By Sebastien Goulet
SG: Claude, why has CUPE chosen to dedicate a portion of its resources to international solidarity?
CG: Working on the international scene also benefits our own workplaces. Here’s the best example that comes to mind: recently, the Supreme Court of Canada ruled in favour of 45,000 members of CUPE’s Hospital Employees Union (HEU) in British Columbia. They had challenged Bill 29, a draconian provincial law that put a stranglehold on negotiations. The Court’s decision was based primarily on international conventions signed by Canada on freedom of association and collective bargaining rights. This is a reminder that international standards provide crucial support throughout the world and we must continually work to protect them.
SG: Why is Colombia a priority for CUPE in terms of international solidarity?
CG: The Harper government has tabled a bill to enforce a free trade agreement between Colombia and Canada. During the U.S. presidential campaign, in a debate on free trade with Colombia, Barack Obama asked his opponent John McCain: “Shouldn’t we be discussing the situation of workers in that country? According to the reports, workers are dying there.” It was eloquently put, and expressed a concern that Harper clearly does not share.
SG: When you say “workers are dying there,” you’re not referring to workplace accidents.
CG: Definitely not. There are more workers and trade unionists murdered in Colombia than in the rest of the world combined. All the data indicate that at least 2,200 workers have been murdered or have disappeared in Colombia since 1991, including 600 since Alvaro Uribe came to power in 2002. So it’s still happening. And the Washington Post recently reported that 97 per cent of these murders have never been solved.
SG: More broadly, how would you characterize CUPE’s involvement in international solidarity over the years?
CG: Ever since CUPE was founded, we have been involved in international solidarity. In the 70s, there had been a tremendous, worldwide humanitarian effort following a major earthquake in Nicaragua, but the Somoza government squandered the donations.
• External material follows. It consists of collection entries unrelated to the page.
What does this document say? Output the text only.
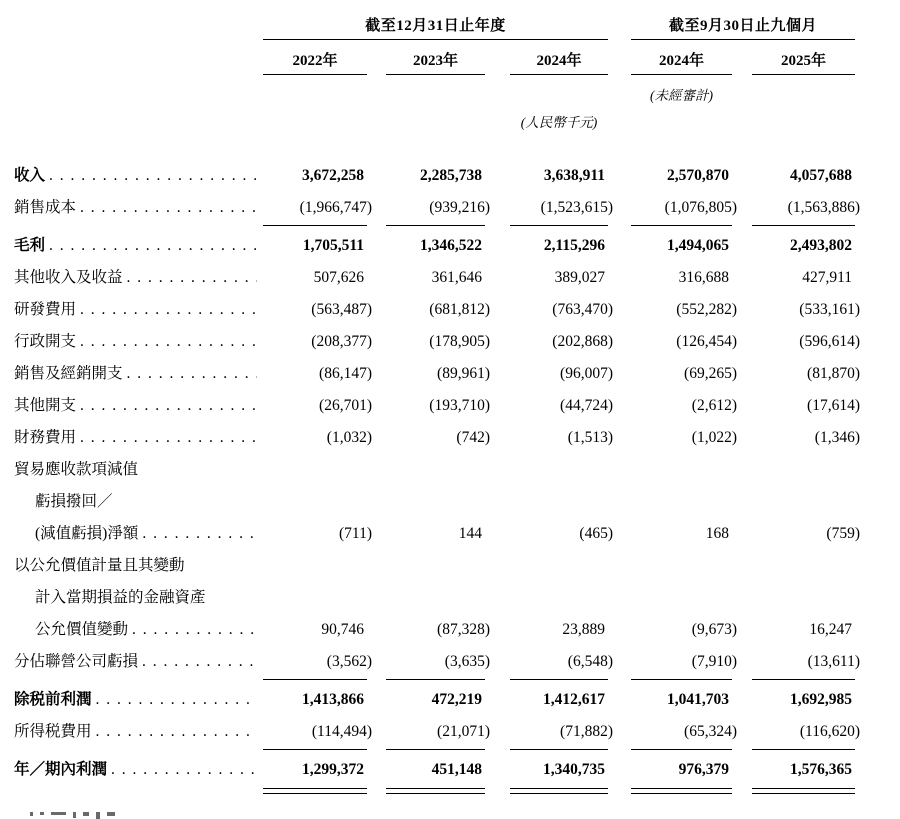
截至12月31日止年度	截至9月30日止九個月
2022年	2023年	2024年	2024年	2025年
(未經審計)
(人民幣千元)
收入 . . .	3,672,258	2,285,738	3,638,911	2,570,870	4,057,688
銷售成本 . . .	(1,966,747)	(939,216)	(1,523,615)	(1,076,805)	(1,563,886)
毛利 . . .	1,705,511	1,346,522	2,115,296	1,494,065	2,493,802
其他收入及收益 . . .	507,626	361,646	389,027	316,688	427,911
研發費用 . . .	(563,487)	(681,812)	(763,470)	(552,282)	(533,161)
行政開支 . . .	(208,377)	(178,905)	(202,868)	(126,454)	(596,614)
銷售及經銷開支 . . .	(86,147)	(89,961)	(96,007)	(69,265)	(81,870)
其他開支 . . .	(26,701)	(193,710)	(44,724)	(2,612)	(17,614)
財務費用 . . .	(1,032)	(742)	(1,513)	(1,022)	(1,346)
貿易應收款項減值
虧損撥回／
(減值虧損)淨額 . . .	(711)	144	(465)	168	(759)
以公允價值計量且其變動
計入當期損益的金融資產
公允價值變動 . . .	90,746	(87,328)	23,889	(9,673)	16,247
分佔聯營公司虧損 . . .	(3,562)	(3,635)	(6,548)	(7,910)	(13,611)
除税前利潤 . . .	1,413,866	472,219	1,412,617	1,041,703	1,692,985
所得税費用 . . .	(114,494)	(21,071)	(71,882)	(65,324)	(116,620)
年／期內利潤 . . .	1,299,372	451,148	1,340,735	976,379	1,576,365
We got involved and strongly opposed this. In the 80s, South African resistance movements attempting to end apartheid made an appeal to us. At the time, as an activist in my local union, I received the president of an illegal South African health workers union (NEHAWU). He came to inform us, but also to learn how to organize a union in a democratic society. In the 90s, when the World Bank and the IMF were imposing their economic model of privatization, our colleagues from South Africa resisted with the support of CUPE.
SG: Elsewhere in the world, do we often find the same multinationals, the same “privatizers” as here?
CG: Absolutely. It’s “the same gang,” to put it simply. Sometimes they hide behind subsidiaries or consortiums, but they’re the same transnationals: the same enemy, the same struggle.